Why China and Saudi Arabia Are Building Bases in Djibouti (P3)
Posted Date: Tuesday, May 16, 2017
But from Washington to Taipei, observers suspect that the project is more ambitious than the Chinese let on. In an interview on the national news network Taiwan Today, political analyst Lai Yueqian said, “[The base] can be used to pin down the United States and any U.S.-led organizations, and if [the U.S.] wants to intervene against China’s interests, they will have to think carefully, because China will use their military to protect their citizens and their property.” In the following clip, Yueqian elaborates on this analysis, bespeaking Taiwanese concerns about the base:
Yueqian’s assessment, shared by most Chinese “near-abroad” allies of the United States, is also the view of prominent members of the political class in Washington.
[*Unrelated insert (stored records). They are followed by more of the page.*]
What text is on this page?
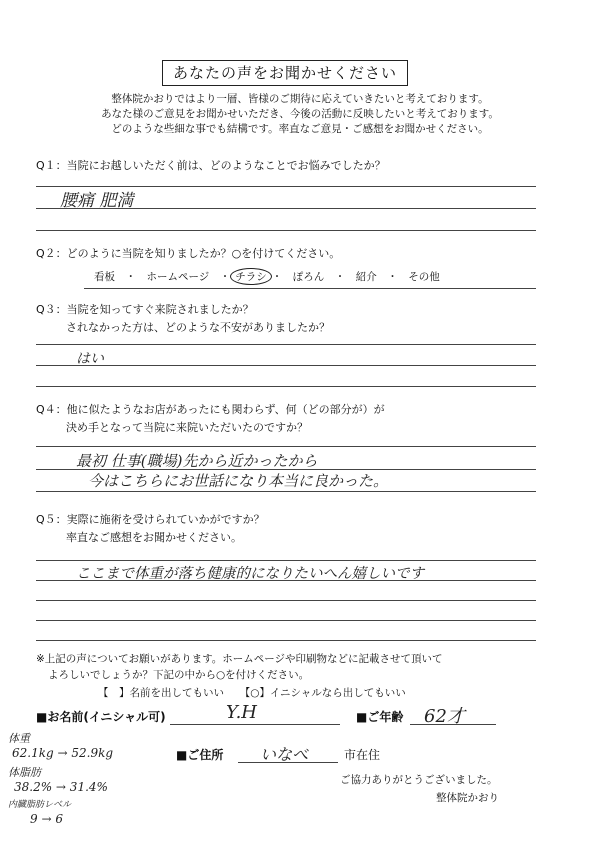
あなたの声をお聞かせください
整体院かおりではより一層、皆様のご期待に応えていきたいと考えております。
あなた様のご意見をお聞かせいただき、今後の活動に反映したいと考えております。
どのような些細な事でも結構です。率直なご意見・ご感想をお聞かせください。
Q１：当院にお越しいただく前は、どのようなことでお悩みでしたか？
腰痛 肥満
Q２：どのように当院を知りましたか？○を付けてください。
看板　・　ホームページ　・ チラシ ・　ぽろん　・　紹介　・　その他
Q３：当院を知ってすぐ来院されましたか？
されなかった方は、どのような不安がありましたか？
はい
Q４：他に似たようなお店があったにも関わらず、何（どの部分が）が
決め手となって当院に来院いただいたのですか？
最初 仕事(職場)先から近かったから
今はこちらにお世話になり本当に良かった。
Q５：実際に施術を受けられていかがですか？
率直なご感想をお聞かせください。
ここまで体重が落ち健康的になりたいへん嬉しいです
※上記の声についてお願いがあります。ホームページや印刷物などに記載させて頂いて
よろしいでしょうか？下記の中から○を付けください。
【　】名前を出してもいい　　 【○】イニシャルなら出してもいい
■お名前(イニシャル可)	Y.H	■ご年齢 62才
■ご住所 いなべ	市在住
ご協力ありがとうございました。
整体院かおり
体重
62.1kg → 52.9kg
体脂肪
38.2% → 31.4%
内臓脂肪レベル
9 → 6
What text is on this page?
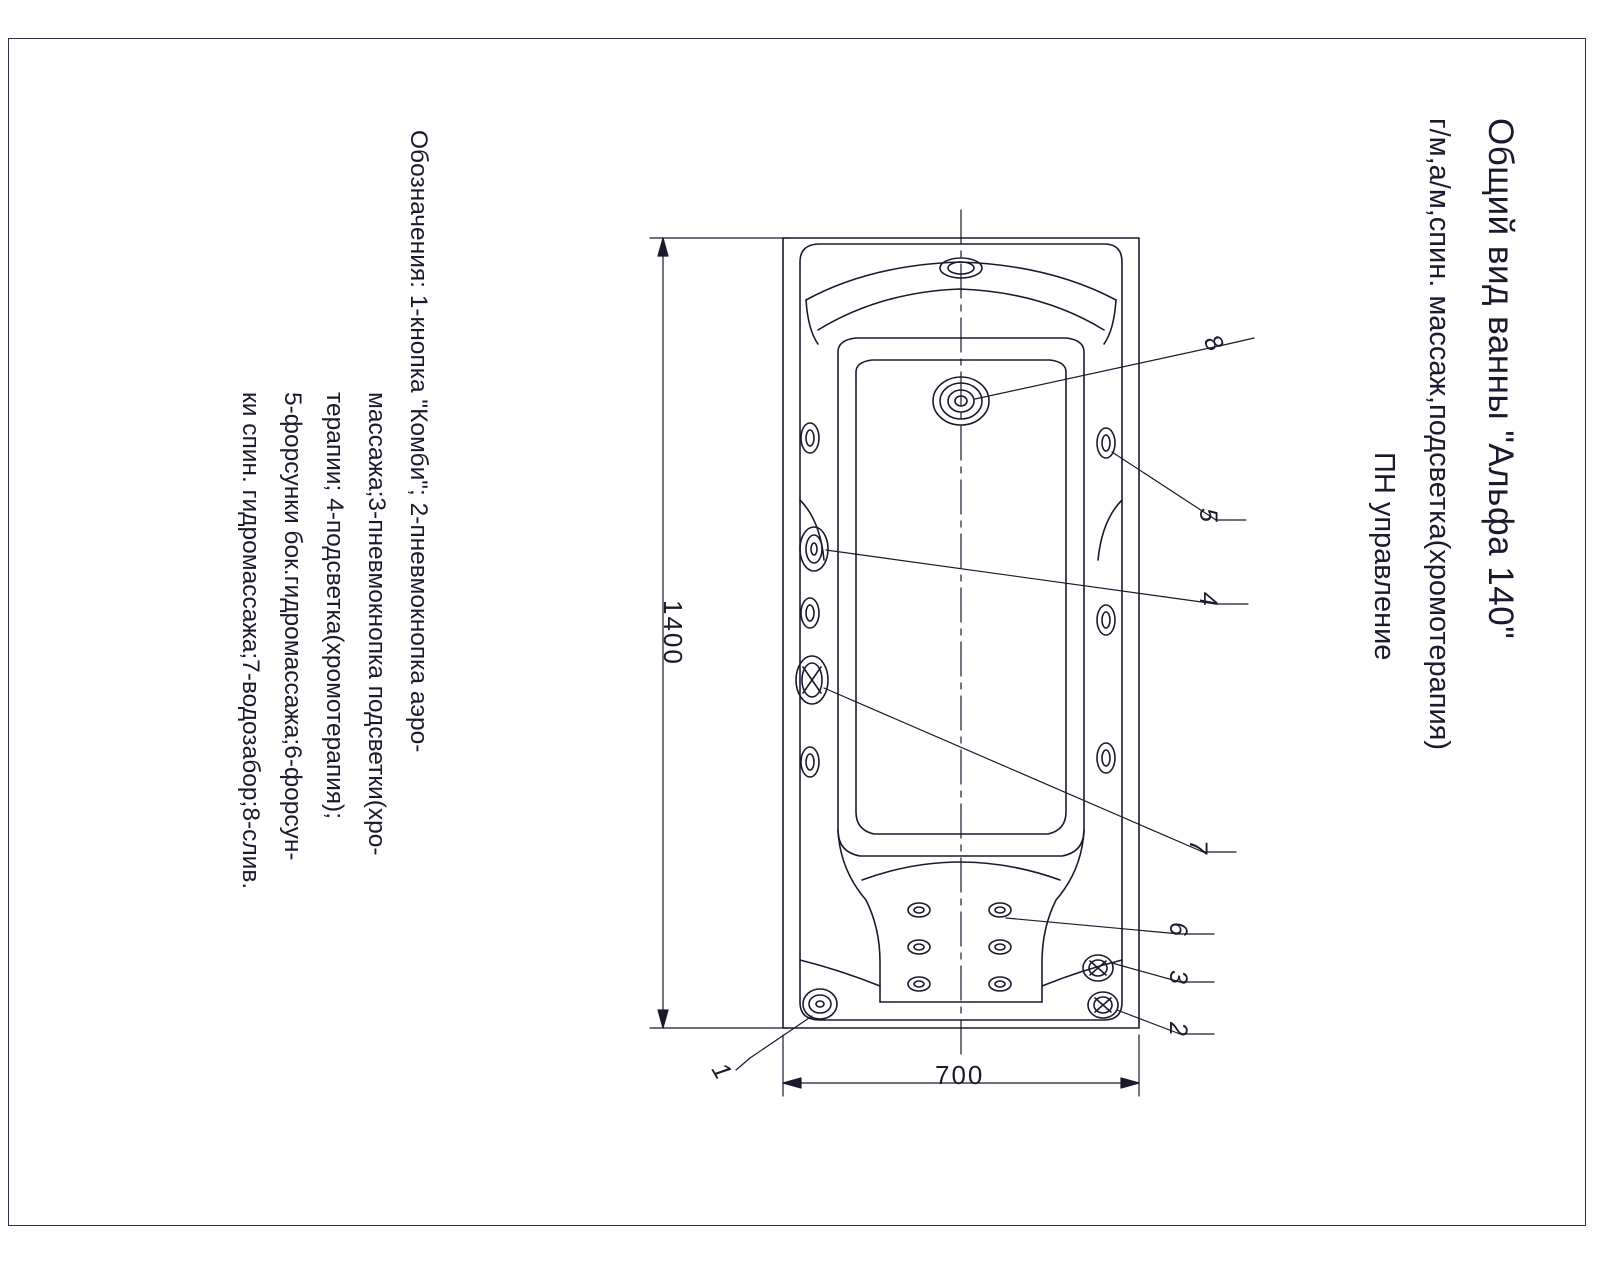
Общий вид ванны "Альфа 140"
г/м,а/м,спин. массаж,подсветка(хромотерапия)
ПН управление
Обозначения: 1-кнопка "Комби"; 2-пневмокнопка аэро-
массажа;3-пневмокнопка подсветки(хро-
терапии; 4-подсветка(хромотерапия);
5-форсунки бок.гидромассажа;6-форсун-
ки спин. гидромассажа;7-водозабор;8-слив.	1400
700
8
5
4
7
6
3
2
1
At a December hearing of the Senate Foreign Relations Subcommittee on African Affairs in which rumors about the base were discussed, Senator Chris Coons (R-De.) stated in relation to the Djibouti base, “[The US has to be] vigilant in the face of China’s growing ambitions.”
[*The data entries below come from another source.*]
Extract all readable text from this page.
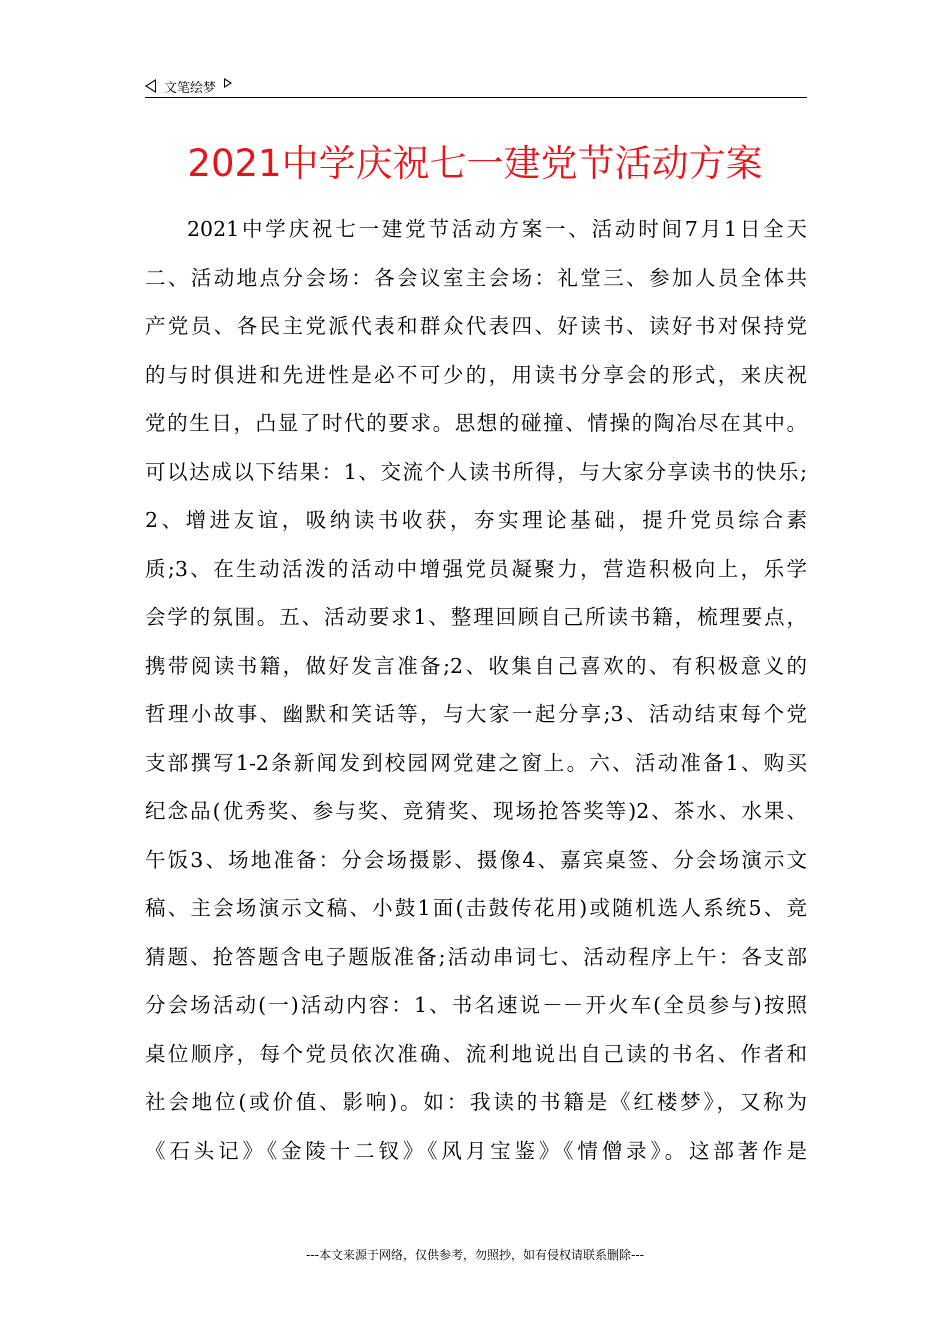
文笔绘梦
2021中学庆祝七一建党节活动方案
2021中学庆祝七一建党节活动方案一、活动时间7月1日全天
二、活动地点分会场：各会议室主会场：礼堂三、参加人员全体共
产党员、各民主党派代表和群众代表四、好读书、读好书对保持党
的与时俱进和先进性是必不可少的，用读书分享会的形式，来庆祝
党的生日，凸显了时代的要求。思想的碰撞、情操的陶冶尽在其中。
可以达成以下结果：1、交流个人读书所得，与大家分享读书的快乐;
2、增进友谊，吸纳读书收获，夯实理论基础，提升党员综合素
质;3、在生动活泼的活动中增强党员凝聚力，营造积极向上，乐学
会学的氛围。五、活动要求1、整理回顾自己所读书籍，梳理要点，
携带阅读书籍，做好发言准备;2、收集自己喜欢的、有积极意义的
哲理小故事、幽默和笑话等，与大家一起分享;3、活动结束每个党
支部撰写1-2条新闻发到校园网党建之窗上。六、活动准备1、购买
纪念品(优秀奖、参与奖、竞猜奖、现场抢答奖等)2、茶水、水果、
午饭3、场地准备：分会场摄影、摄像4、嘉宾桌签、分会场演示文
稿、主会场演示文稿、小鼓1面(击鼓传花用)或随机选人系统5、竞
猜题、抢答题含电子题版准备;活动串词七、活动程序上午：各支部
分会场活动(一)活动内容：1、书名速说－－开火车(全员参与)按照
桌位顺序，每个党员依次准确、流利地说出自己读的书名、作者和
社会地位(或价值、影响)。如：我读的书籍是《红楼梦》，又称为
《石头记》《金陵十二钗》《风月宝鉴》《情僧录》。这部著作是
---本文来源于网络，仅供参考，勿照抄，如有侵权请联系删除---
Beijing’s outlook toward nearby North Africa and the Middle East differs with American policies. As Taiwan’s Lai Yueqian described in the video above, the U.S.- and NATO-led military intervention in Libya angered China. At the U.N. Security Council, Beijing subsequently blocked attempts to engineer a Western military intervention in Syria. With respect to the region-wide conflict between Saudi Arabia and Iran, America’s tradition of siding with Saudi Arabia — or, for that matter, its more recent tendency to tilt toward Iran — may conflict with Chinese policies: Guided by the need to quench its substantial thirst for oil, Beijing mostly seeks to avoid irking either oil-rich nation. A new military base in boating range of North Africa as well as the Arabian peninsula promises to bolster any Chinese political stance—however modestly—with a measure of force. The base, to be located near the small port city of Obock on the northern coast of Djibouti, lies 20 miles closer than Lemonnier to the conflict in Yemen, to which Washington has committed resources in support of Saudi Arabia’s war with the Houthis.
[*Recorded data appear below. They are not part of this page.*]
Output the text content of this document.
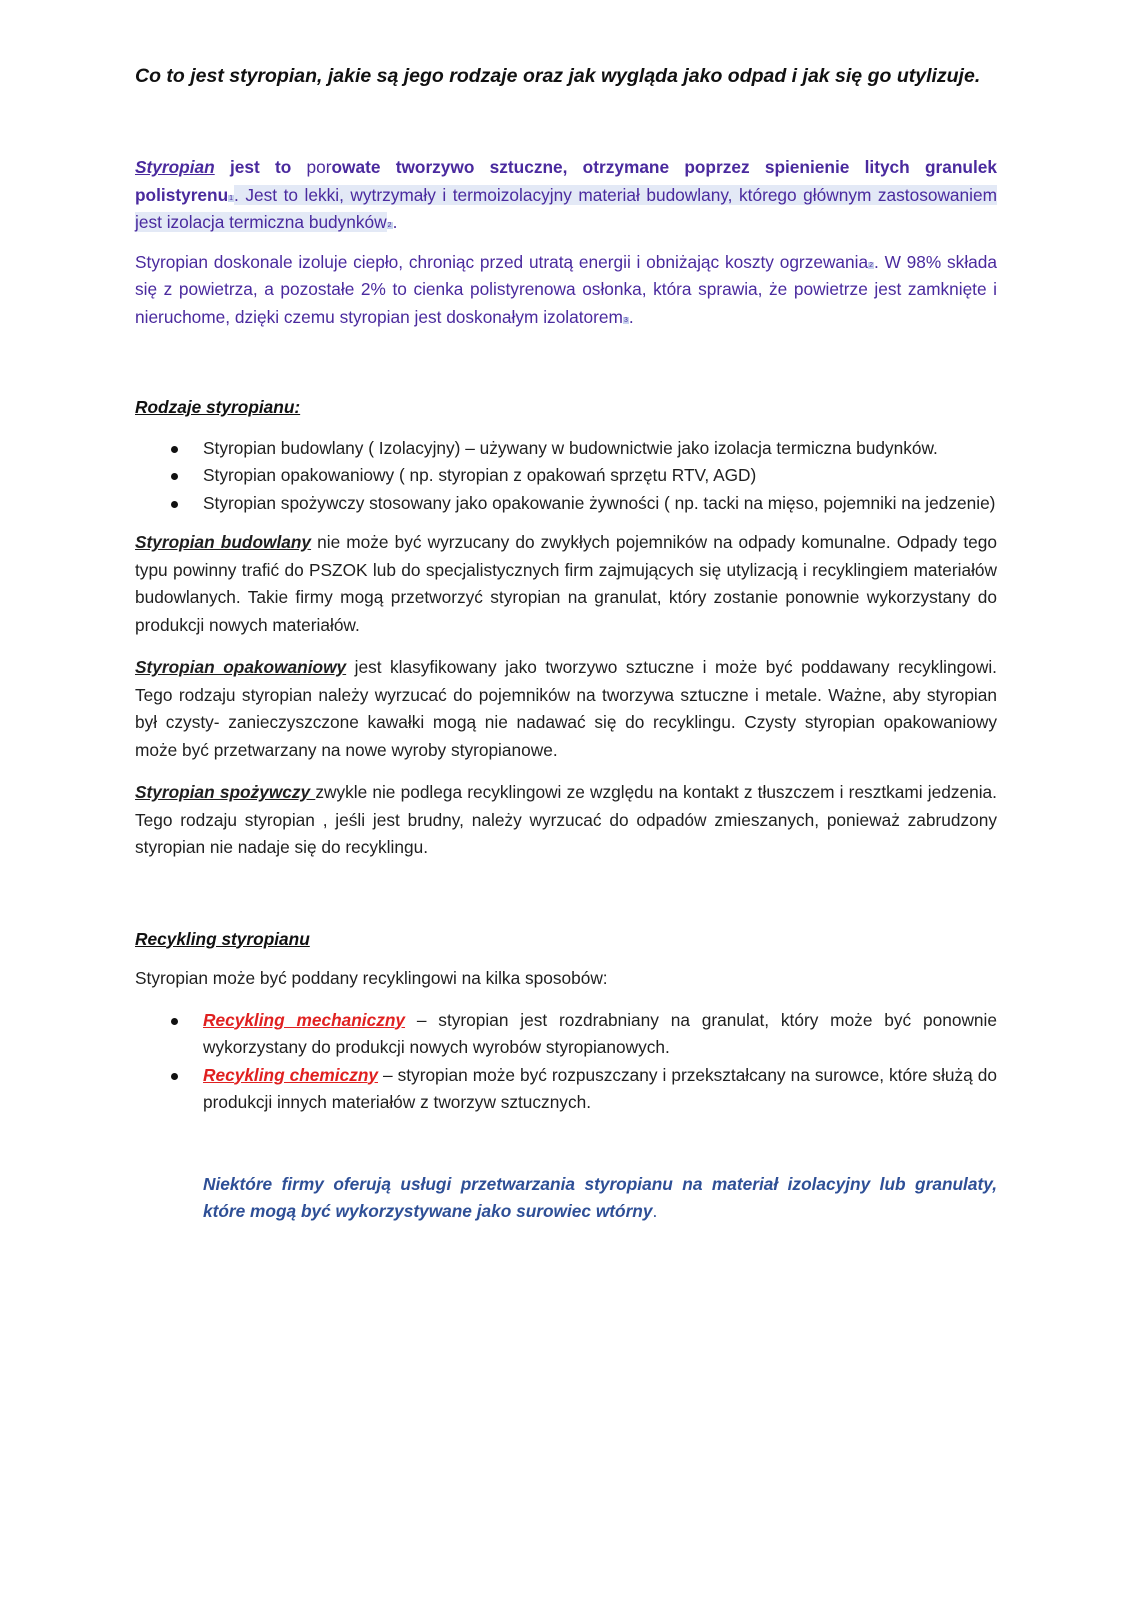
Co to jest styropian, jakie są jego rodzaje oraz jak wygląda jako odpad i jak się go utylizuje.

Styropian jest to porowate tworzywo sztuczne, otrzymane poprzez spienienie litych granulek polistyrenu$^1$. Jest to lekki, wytrzymały i termoizolacyjny materiał budowlany, którego głównym zastosowaniem jest izolacja termiczna budynków$^2$.

Styropian doskonale izoluje ciepło, chroniąc przed utratą energii i obniżając koszty ogrzewania$^2$. W 98% składa się z powietrza, a pozostałe 2% to cienka polistyrenowa osłonka, która sprawia, że powietrze jest zamknięte i nieruchome, dzięki czemu styropian jest doskonałym izolatorem$^3$.

Rodzaje styropianu:
Styropian budowlany ( Izolacyjny) – używany w budownictwie jako izolacja termiczna budynków.
Styropian opakowaniowy ( np. styropian z opakowań sprzętu RTV, AGD)
Styropian spożywczy stosowany jako opakowanie żywności ( np. tacki na mięso, pojemniki na jedzenie)

Styropian budowlany nie może być wyrzucany do zwykłych pojemników na odpady komunalne. Odpady tego typu powinny trafić do PSZOK lub do specjalistycznych firm zajmujących się utylizacją i recyklingiem materiałów budowlanych. Takie firmy mogą przetworzyć styropian na granulat, który zostanie ponownie wykorzystany do produkcji nowych materiałów.

Styropian opakowaniowy jest klasyfikowany jako tworzywo sztuczne i może być poddawany recyklingowi. Tego rodzaju styropian należy wyrzucać do pojemników na tworzywa sztuczne i metale. Ważne, aby styropian był czysty- zanieczyszczone kawałki mogą nie nadawać się do recyklingu. Czysty styropian opakowaniowy może być przetwarzany na nowe wyroby styropianowe.

Styropian spożywczy zwykle nie podlega recyklingowi ze względu na kontakt z tłuszczem i resztkami jedzenia. Tego rodzaju styropian , jeśli jest brudny, należy wyrzucać do odpadów zmieszanych, ponieważ zabrudzony styropian nie nadaje się do recyklingu.

Recykling styropianu

Styropian może być poddany recyklingowi na kilka sposobów:

Recykling mechaniczny – styropian jest rozdrabniany na granulat, który może być ponownie wykorzystany do produkcji nowych wyrobów styropianowych.
Recykling chemiczny – styropian może być rozpuszczany i przekształcany na surowce, które służą do produkcji innych materiałów z tworzyw sztucznych.

Niektóre firmy oferują usługi przetwarzania styropianu na materiał izolacyjny lub granulaty, które mogą być wykorzystywane jako surowiec wtórny.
But China’s strategic goals cannot be explained solely in terms of a perceived reaction to Western policies. According to Beijing’s most recent defense policy paper, released in May 2015, “China’s armed forces will work harder to create a favorable strategic posture with more emphasis on the employment of military forces and means.” This formulation is widely believed to allude to China’s “String of Pearls” and “One Belt, One Road” initiatives. “String of Pearls” is a metaphor for an envisioned network of naval ports of call, predominantly along the Indian Ocean, to secure sea lanes of transit, commerce, and communication from mainland China to Sudan. The “One Belt, One Road” initiative seeks to strengthen Chinese exports through commercial land and sea roads, largely along the historic “silk road,” straddling Europe and the Middle East. The Djibouti base would be vital in ensuring the success of the latter goal, since most of China’s $1 billion in daily exports to Europe traverse the Gulf of Aden and the Suez Canal. With respect to the former plan, Toshi Yoshihara, Chair of Asia-Pacific Studies at the U.S. Naval War College, has been mapping the intersection of Chinese naval and commercial ventures across the Pacific region. Arrayed together, he told us, they “certainly do look like a string of pearls.” Djibouti, home to both the nascent base and extensive Chinese economic investment, would clearly amount to a new pearl on the string (see Figure 1).